Sentenza Sentenza Cassazione Civile n. 25318 del 11/11/2020

Cassazione civile sez. I, 11/11/2020, (ud. 21/10/2020, dep. 11/11/2020), n.25318

LA CORTE SUPREMA DI CASSAZIONE

SEZIONE PRIMA CIVILE

Composta dagli Ill.mi Sigg.ri Magistrati:

Dott. CRISTIANO Magda – Presidente –

Dott. VANNUCCI Marco – Consigliere –

Dott. FERRO Massimo – rel. Consigliere –

Dott. AMATORE Roberto – Consigliere –

Dott.
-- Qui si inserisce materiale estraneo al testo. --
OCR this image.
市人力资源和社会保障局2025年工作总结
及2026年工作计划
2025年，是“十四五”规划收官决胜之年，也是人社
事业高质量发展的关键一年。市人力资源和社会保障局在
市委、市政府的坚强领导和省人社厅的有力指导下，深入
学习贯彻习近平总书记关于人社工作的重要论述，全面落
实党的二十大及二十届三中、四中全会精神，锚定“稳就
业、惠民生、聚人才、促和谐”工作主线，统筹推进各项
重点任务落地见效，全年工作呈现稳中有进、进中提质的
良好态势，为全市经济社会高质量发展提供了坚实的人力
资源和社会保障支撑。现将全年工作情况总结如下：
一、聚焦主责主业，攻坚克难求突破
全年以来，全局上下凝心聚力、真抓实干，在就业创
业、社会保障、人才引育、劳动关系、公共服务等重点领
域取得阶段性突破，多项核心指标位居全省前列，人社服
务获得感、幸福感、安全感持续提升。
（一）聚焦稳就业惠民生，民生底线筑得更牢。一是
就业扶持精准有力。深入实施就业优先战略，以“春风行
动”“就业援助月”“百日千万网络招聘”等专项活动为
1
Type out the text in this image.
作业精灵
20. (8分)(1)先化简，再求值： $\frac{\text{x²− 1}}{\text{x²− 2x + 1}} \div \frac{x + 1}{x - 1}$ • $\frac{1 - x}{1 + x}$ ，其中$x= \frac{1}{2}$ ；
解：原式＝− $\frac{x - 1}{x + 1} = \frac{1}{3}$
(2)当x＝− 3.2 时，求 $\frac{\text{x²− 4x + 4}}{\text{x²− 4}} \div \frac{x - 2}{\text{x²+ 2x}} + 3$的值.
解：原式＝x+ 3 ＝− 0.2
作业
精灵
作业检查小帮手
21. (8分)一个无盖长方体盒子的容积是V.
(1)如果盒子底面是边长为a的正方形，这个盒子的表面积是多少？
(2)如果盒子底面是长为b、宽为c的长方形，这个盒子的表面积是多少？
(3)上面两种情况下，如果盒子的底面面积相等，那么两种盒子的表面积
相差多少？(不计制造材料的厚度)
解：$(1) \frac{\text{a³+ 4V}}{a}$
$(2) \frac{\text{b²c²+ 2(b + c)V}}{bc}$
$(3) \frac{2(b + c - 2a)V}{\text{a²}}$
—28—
DELL’ORFANO Antonella – Consigliere –

ha pronunciato la seguente:

ORDINANZA

sul ricorso proposto da:

SOCIETA’ DIAMANTE soc. coop. r.l., in persona del l.r.p.t., rappr. e

dif. dall’avv. Marco De Benedictis, elett. dom. presso lo studio

dell’avv. Claudio Misiani, in Roma, viale G. Mazzini n. 42, come da

procura in calce all’atto;

– ricorrente –

contro

S.F., rappr. e dif. dall’avv. Giuseppe Lo Carmine,

elett. dom. presso lo studio dell’avv. Antonio Gugliotta, in Roma,

Circonvallazione Trionfale n. 77, come da procura in calce all’atto;

– controricorrente –

FALLIMENTO SOCIETA’ (OMISSIS) S.N.C., nonchè dei soci ill. resp., in

persona del cur. fall. p.t.;

DO BANK s.p.a., quale mandataria di Unicredit s.p.a.;

– intimati –

per la cassazione del decreto App. Catania 15.6.2017, n. 2684/2017,

in R.G. 96/2015;

udita la relazione della causa svolta dal Consigliere relatore Dott.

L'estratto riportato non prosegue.